THE PACIFIC CLIPPER
First Clipper Around the World, NC18602
This black and white photograph shows the
Pacific Clipper, NC18602, moored at La Guardia Marine Air Terminal, New York City following its around the world flight. When the
Pacific Clipper took off from Clipper Cove, Treasure Island, California, bound for New Zealand with passengers on December 2, 1941, no one could foresee the odyssey that lay ahead. The Boeing 314 aircraft was nearing Auckland when Captain Robert Ford received word that Pearl Harbor had been bombed. Cut off from its Pacific route home, the Pan Am passenger plane had become a valuable military asset.
Stripping the plane of its markings and scrounging fuel wherever they could find it, Ford and his crew flew over 31,500 miles home via Australia, Java, India, the Middle East, Africa, and Brazil. They arrived at La Guardia Marine Air Terminal, New York City on January 6, 1942. Although the plane did not return to the West Coast until 1943, the trip was considered Pan Am's first around the world flight.
Originally named
California Clipper, and renamed
Pacific Clipper in the fall of 1941, NC18602 was the last Boeing 314 to be retired from Pan Am service, in 1946.

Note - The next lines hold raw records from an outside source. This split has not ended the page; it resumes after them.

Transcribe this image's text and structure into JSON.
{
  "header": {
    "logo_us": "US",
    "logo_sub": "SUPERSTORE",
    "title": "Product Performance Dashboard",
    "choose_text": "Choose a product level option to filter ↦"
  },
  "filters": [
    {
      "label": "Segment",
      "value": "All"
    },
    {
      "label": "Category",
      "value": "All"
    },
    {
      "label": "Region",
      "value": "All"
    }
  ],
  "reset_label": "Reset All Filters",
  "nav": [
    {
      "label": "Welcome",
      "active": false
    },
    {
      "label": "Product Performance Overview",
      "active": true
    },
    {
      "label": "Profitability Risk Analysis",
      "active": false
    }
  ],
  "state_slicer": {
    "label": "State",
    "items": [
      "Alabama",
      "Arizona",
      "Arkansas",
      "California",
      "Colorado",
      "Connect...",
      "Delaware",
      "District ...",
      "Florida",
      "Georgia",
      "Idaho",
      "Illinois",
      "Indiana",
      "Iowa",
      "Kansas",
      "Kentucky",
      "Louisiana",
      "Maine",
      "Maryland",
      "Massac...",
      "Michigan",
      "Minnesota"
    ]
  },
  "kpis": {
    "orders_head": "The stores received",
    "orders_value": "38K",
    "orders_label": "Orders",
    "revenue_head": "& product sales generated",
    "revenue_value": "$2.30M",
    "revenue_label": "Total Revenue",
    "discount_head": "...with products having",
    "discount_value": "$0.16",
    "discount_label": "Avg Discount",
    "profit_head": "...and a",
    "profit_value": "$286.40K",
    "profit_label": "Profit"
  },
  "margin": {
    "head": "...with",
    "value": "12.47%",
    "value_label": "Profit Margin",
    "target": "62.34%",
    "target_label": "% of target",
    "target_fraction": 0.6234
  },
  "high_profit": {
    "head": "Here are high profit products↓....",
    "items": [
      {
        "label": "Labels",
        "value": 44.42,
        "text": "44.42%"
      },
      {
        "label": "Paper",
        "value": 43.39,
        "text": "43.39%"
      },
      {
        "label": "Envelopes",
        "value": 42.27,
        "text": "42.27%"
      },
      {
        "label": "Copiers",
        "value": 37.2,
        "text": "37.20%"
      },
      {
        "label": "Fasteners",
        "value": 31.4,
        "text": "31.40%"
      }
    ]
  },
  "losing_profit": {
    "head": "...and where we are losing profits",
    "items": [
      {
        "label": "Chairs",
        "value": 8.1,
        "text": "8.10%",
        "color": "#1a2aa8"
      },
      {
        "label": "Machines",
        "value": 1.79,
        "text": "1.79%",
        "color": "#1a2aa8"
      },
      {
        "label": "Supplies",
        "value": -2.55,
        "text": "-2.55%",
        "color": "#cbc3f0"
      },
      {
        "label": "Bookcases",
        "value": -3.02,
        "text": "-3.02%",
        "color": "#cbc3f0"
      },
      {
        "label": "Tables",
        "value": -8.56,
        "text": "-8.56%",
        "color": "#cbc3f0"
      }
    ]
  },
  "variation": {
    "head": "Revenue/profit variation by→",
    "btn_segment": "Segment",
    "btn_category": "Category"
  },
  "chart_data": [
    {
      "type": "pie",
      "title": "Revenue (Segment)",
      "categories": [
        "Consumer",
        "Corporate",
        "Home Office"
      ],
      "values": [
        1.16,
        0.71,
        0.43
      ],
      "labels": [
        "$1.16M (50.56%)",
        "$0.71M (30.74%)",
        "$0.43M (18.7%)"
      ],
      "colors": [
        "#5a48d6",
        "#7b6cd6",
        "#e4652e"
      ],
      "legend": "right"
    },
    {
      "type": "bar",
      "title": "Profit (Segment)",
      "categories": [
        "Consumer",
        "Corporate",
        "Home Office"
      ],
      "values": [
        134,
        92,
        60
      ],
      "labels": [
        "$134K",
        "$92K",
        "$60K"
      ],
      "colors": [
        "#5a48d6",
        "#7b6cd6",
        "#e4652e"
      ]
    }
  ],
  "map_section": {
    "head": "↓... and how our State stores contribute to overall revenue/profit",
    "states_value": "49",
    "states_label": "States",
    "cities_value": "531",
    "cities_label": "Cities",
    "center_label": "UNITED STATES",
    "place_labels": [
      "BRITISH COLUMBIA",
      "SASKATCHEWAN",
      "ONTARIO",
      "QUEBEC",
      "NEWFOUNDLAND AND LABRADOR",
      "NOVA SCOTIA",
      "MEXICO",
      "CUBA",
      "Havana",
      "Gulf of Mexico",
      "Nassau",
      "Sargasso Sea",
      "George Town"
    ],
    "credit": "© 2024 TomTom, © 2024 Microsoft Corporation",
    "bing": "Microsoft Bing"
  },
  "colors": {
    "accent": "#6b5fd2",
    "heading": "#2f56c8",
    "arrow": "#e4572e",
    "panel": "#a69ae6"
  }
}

Black and white photograph courtesy Pan Am Historical Foundation
Pacific Clipper Model
The model of the
Pacific Clipper, shown in these recent color photographs, hangs in our
Wish You Were Here exhibition gallery on Treasure Island. It was rebuilt by model maker
Doug Emmons, seen (left) with
Thomas Kewin, who
flew on the Clipper Boeing 314s as a flight engineer for Pan American Airways starting in 1943.